Di dalam bus, seorang ibu mukanya ketakutan, sepertinya ia khawatir pada kondisi si pengendara motor yang ditabrak. Karena makin banyak penumpang yang turun, saya ikutan turun melihat keadaaan. Ternyata pengendara yang ditabrak dua orang perempuan. Kakinya sepertinya keseleo atau luka. Motornya penyok di bagian depan. Saya melihat sekeliling. Ada satu orang penumpang laki-laki sibuk memotret dengan ponselnya. Huh, pasti akan dia twitpic, pikir saya. (Jadi ingat Rio Dewanto di Arisan! 2 haha). Satu penumpang laki-laki lain mengeluarkan kamera SLR dari tasnya. Dia juga sibuk memotret. Dia pasti fotografer atau mungkin wartawan foto, pikir saya. Saya melongok ke dalam bus TransJakarta, ada perempuan yang masih duduk sendirian di bagian depan. Dia menangis tersedu-sedu. Dia pasti sedang patah hati, pikir saya.

 

Taksi

Masih hari yang sama. Sore, hujan deras mengguyur Jakarta. Langit hitam. Angin kencang. Jendela ruangan kantor saya sampai goyang-goyang. Di luar, rupanya banyak pohon tumbang. Gawat, pasti macet parah. Padahal saya harus sampai di bandara sebelum pukul 7 malam. Saya pesan taksi sejak pukul 3 sore, tapi sampai pukul 5 tak kunjung datang. Saya pilih jalan kaki hujan-hujanan untuk cari taksi dari jalan utama. Di tengah jalan melihat pohon beringin tua dan besar tumbang, tercerabut sampai akar-akarnya. Menyetop taksi bakal sulit nih, pikir saya saat itu. Benar. Taksi jarang yang kosong, bahkan harus pula rebutan dengan calon penumpang lain. Dan ya, akhirnya saya dapat taksi, hasil rebutan dengan seorang perempuan. Maaf ya, mbak. :p

 

Macet

Jakarta itu gampang sakit. Hujan sedikit, macet. Badai datang, pohon-pohon tumbang, lalu ibukota seakan lumpuh. Mungkin Jakarta harus lumpuh dulu supaya penghuninya menyadari soal pentingnya berbagi hak di jalanan. Ibarat kata, Jakarta adalah manusia yang tiba-tiba mengalami kelumpuhan dan harus belajar jalan lagi dengan susah payah. Makin banyak mobil pribadi, makin banyak pengemudi yang pemarah, makin padat jalanan, kecepatan makin tersendat, waktu makin cepat pergi. Makin lama, kota ini makin tak bersahabat, terutama bagi para pejalan kaki seperti saya. Sudah sering muncul ide untuk cari kerja di kota lain.

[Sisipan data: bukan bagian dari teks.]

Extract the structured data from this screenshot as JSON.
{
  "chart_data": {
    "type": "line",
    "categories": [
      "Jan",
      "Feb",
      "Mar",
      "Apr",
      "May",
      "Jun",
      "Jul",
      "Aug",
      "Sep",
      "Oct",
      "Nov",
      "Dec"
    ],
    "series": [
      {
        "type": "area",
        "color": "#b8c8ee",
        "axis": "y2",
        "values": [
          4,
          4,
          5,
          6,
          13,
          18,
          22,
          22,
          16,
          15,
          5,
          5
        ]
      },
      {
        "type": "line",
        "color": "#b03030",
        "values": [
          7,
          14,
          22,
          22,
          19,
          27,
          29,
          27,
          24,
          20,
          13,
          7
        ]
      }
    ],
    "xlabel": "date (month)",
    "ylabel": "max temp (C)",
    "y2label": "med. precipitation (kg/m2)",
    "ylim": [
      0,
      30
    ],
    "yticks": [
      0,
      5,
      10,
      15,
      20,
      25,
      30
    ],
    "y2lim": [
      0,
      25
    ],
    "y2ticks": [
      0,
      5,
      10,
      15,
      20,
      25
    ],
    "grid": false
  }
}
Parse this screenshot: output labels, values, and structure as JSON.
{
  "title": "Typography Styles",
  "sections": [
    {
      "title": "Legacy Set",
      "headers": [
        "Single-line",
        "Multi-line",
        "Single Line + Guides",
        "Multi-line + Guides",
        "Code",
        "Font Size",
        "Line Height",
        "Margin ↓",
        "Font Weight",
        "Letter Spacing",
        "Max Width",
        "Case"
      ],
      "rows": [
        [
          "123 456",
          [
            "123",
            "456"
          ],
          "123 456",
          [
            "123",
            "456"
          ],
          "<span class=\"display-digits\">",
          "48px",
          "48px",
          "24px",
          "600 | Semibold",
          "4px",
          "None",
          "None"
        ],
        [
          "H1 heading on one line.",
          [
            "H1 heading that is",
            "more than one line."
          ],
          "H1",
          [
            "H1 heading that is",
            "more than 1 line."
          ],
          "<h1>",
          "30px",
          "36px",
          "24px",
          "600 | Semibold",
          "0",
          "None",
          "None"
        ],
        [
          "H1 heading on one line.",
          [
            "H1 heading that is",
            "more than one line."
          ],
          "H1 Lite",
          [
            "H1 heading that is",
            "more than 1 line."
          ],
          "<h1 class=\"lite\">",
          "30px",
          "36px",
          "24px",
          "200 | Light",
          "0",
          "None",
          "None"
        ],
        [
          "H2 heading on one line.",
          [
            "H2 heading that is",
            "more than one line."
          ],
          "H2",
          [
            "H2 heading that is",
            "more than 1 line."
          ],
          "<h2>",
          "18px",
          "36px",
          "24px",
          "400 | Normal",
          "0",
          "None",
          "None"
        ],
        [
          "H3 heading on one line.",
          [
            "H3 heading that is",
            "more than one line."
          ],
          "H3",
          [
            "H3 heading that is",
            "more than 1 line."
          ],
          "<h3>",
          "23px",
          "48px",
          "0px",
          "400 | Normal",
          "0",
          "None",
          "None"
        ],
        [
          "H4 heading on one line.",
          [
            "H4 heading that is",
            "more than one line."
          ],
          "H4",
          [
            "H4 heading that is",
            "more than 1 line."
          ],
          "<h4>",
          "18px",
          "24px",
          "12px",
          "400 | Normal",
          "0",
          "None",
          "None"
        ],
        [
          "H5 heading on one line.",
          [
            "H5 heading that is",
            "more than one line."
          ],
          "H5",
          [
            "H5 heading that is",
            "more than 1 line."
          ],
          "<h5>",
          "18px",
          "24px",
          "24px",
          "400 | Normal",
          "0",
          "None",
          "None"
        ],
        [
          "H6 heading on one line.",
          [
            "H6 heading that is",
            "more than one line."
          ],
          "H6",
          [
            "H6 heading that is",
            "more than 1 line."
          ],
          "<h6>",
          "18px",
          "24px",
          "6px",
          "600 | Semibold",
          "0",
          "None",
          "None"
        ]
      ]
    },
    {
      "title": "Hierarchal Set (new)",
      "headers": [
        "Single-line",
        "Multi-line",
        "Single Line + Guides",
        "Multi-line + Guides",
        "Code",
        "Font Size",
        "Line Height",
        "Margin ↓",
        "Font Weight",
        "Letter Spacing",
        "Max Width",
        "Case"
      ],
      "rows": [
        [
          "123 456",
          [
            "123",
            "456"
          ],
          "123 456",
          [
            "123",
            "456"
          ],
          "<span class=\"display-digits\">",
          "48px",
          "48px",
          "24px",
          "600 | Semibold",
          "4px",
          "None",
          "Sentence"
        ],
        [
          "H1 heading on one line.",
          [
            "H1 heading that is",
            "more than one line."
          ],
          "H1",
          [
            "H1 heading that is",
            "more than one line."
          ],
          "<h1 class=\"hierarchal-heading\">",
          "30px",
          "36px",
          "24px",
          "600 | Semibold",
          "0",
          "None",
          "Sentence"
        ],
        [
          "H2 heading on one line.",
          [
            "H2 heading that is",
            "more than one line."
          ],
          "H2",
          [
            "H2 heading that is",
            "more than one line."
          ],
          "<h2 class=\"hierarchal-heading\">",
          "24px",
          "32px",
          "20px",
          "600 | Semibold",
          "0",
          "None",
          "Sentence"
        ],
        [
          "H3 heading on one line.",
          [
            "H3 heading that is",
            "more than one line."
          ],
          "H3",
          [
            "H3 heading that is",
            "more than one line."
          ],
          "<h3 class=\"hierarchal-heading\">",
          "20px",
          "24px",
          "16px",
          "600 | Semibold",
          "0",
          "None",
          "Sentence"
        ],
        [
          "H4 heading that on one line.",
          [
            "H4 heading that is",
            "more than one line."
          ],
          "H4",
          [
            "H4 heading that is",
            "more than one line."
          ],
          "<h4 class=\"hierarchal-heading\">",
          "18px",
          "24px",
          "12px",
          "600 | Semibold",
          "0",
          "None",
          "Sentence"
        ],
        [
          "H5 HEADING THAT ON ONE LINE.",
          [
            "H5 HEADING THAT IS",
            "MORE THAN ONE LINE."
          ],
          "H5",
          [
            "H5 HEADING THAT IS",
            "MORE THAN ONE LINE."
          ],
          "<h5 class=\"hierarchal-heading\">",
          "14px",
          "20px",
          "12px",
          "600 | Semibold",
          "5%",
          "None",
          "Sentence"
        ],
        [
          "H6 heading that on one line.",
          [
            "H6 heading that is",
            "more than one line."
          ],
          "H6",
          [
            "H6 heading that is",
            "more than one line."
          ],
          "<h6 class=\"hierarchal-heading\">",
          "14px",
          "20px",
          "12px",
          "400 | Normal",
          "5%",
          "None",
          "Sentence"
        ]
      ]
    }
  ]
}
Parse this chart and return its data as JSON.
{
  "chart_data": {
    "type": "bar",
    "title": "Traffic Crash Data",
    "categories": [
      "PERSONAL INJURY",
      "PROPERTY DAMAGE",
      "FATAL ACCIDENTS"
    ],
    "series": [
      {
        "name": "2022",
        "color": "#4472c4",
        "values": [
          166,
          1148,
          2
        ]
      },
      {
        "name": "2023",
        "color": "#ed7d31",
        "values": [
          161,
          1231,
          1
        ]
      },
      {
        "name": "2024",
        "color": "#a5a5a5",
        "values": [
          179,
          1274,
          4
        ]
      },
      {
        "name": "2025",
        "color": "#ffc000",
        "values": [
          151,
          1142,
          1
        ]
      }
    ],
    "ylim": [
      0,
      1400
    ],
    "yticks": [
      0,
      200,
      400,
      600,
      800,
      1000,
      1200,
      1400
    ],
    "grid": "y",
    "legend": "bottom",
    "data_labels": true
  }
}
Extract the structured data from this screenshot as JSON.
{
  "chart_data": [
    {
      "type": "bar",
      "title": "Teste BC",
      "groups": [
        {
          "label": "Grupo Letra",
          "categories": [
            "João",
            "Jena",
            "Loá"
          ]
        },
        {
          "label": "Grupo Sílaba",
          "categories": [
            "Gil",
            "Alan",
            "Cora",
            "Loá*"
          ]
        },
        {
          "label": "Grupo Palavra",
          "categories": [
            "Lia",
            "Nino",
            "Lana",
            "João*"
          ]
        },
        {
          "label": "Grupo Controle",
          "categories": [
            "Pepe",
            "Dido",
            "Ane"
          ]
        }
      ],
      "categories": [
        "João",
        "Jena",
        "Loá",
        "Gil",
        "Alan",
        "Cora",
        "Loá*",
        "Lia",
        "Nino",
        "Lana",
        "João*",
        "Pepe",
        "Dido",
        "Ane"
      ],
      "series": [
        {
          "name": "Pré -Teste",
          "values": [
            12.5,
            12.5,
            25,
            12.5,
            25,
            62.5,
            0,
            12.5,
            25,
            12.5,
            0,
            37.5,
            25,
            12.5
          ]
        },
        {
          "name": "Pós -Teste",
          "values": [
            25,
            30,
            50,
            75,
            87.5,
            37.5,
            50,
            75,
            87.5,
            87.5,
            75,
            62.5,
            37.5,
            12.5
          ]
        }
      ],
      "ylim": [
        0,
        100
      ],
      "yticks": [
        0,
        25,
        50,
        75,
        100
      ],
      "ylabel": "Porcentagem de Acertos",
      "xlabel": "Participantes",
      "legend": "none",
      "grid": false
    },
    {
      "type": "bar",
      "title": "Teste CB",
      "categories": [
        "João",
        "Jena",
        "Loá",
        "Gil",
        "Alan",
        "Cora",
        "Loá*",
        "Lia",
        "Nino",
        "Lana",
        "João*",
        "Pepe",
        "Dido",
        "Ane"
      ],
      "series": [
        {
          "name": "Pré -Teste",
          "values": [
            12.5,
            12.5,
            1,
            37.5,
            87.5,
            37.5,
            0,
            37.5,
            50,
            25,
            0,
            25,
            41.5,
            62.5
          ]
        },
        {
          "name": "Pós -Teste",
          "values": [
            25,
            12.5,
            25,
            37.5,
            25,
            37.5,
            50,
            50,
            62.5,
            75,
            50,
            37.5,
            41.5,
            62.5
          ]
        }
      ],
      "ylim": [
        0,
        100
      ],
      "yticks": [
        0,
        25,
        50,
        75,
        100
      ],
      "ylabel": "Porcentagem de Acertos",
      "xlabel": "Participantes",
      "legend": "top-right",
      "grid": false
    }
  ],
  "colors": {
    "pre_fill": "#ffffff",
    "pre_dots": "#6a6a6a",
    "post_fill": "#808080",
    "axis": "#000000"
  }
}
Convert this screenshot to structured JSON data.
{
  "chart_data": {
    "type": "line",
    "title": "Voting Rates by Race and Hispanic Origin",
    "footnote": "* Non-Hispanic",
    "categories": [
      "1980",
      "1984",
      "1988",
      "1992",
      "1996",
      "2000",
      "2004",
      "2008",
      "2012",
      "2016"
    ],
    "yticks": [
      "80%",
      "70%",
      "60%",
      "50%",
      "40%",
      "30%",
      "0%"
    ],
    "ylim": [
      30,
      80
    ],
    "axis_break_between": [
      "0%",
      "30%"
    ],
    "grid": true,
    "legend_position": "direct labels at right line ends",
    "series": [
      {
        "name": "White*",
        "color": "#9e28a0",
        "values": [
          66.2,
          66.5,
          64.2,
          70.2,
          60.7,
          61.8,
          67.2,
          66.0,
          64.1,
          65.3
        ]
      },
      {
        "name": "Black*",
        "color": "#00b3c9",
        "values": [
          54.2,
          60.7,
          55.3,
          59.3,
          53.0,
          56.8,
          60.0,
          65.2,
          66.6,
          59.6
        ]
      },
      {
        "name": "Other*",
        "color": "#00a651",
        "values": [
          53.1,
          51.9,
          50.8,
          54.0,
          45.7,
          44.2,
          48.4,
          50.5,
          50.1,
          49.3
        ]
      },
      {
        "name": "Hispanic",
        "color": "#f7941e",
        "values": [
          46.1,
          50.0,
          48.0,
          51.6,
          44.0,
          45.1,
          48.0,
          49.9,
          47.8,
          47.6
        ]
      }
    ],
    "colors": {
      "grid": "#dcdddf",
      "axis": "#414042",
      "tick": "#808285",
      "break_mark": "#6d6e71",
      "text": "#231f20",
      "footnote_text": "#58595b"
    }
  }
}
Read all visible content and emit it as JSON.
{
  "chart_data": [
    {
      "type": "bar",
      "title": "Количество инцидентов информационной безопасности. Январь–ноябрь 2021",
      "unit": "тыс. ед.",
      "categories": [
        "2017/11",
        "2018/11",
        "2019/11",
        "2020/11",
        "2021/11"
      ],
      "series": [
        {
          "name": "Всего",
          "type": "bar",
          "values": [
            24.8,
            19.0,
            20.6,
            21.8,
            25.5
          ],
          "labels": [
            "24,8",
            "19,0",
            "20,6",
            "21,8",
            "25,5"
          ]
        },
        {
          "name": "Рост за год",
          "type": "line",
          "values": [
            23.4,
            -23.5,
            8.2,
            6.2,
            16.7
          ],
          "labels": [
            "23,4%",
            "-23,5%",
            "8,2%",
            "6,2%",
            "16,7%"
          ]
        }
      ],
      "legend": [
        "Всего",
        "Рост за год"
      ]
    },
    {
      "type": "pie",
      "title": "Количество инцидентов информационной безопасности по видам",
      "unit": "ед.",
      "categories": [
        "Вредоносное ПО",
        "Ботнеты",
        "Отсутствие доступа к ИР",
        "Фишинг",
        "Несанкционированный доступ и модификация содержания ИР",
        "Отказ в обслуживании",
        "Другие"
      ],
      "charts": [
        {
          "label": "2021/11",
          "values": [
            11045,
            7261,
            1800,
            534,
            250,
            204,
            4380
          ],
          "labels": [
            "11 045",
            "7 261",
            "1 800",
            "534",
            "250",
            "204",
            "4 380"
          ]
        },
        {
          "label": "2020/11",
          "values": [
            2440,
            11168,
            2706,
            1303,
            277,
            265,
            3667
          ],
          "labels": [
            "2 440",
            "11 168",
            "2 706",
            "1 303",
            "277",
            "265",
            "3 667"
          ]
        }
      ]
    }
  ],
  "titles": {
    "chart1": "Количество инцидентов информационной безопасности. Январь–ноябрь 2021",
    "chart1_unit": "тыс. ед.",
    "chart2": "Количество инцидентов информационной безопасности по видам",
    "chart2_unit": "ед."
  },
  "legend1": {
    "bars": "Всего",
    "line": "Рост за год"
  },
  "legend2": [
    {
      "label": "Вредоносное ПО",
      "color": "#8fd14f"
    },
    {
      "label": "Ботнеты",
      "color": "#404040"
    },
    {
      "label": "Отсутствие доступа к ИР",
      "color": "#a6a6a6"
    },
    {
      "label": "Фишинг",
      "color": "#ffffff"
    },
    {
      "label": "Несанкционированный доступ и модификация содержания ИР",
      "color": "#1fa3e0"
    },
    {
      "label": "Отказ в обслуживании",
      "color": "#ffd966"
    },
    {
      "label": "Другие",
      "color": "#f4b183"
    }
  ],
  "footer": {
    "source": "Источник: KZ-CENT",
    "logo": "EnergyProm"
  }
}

Tapi urung terlaksana karena, ya, ternyata penghidupan dan isi hati masih betah tinggal di Jakarta. Cuma pikiran saja yang mulai tak betah.

 

Pejalan Kaki

Oh ya, saya memang pejalan kaki. Bahkan, sewaktu SMA, saya pernah jadi panitia LLD (Lomba Lintas Desa) yang katanya jadi ‘tradisi’ sekolah. Bentuk lomba itu adalah jalan kaki untuk jarak yang jauh. Sebagai panitia, saat itu saya harus ikut jalan kaki dari Citayam di Bogor ke Pasar Minggu dengan rute yang memutar-mutar dan masuk ke pemukiman penduduk dan tentunya kuburan. Total jaraknya 48 kilometer. Start pukul 9 malam di hari Sabtu, sampai di garis finish sekitar pukul 7 pagi di hari Minggu. Cuma diselingi beberapa kali istirahat. Entah ‘tradisi’ itu masih berlangsung atau tidak di SMA saya.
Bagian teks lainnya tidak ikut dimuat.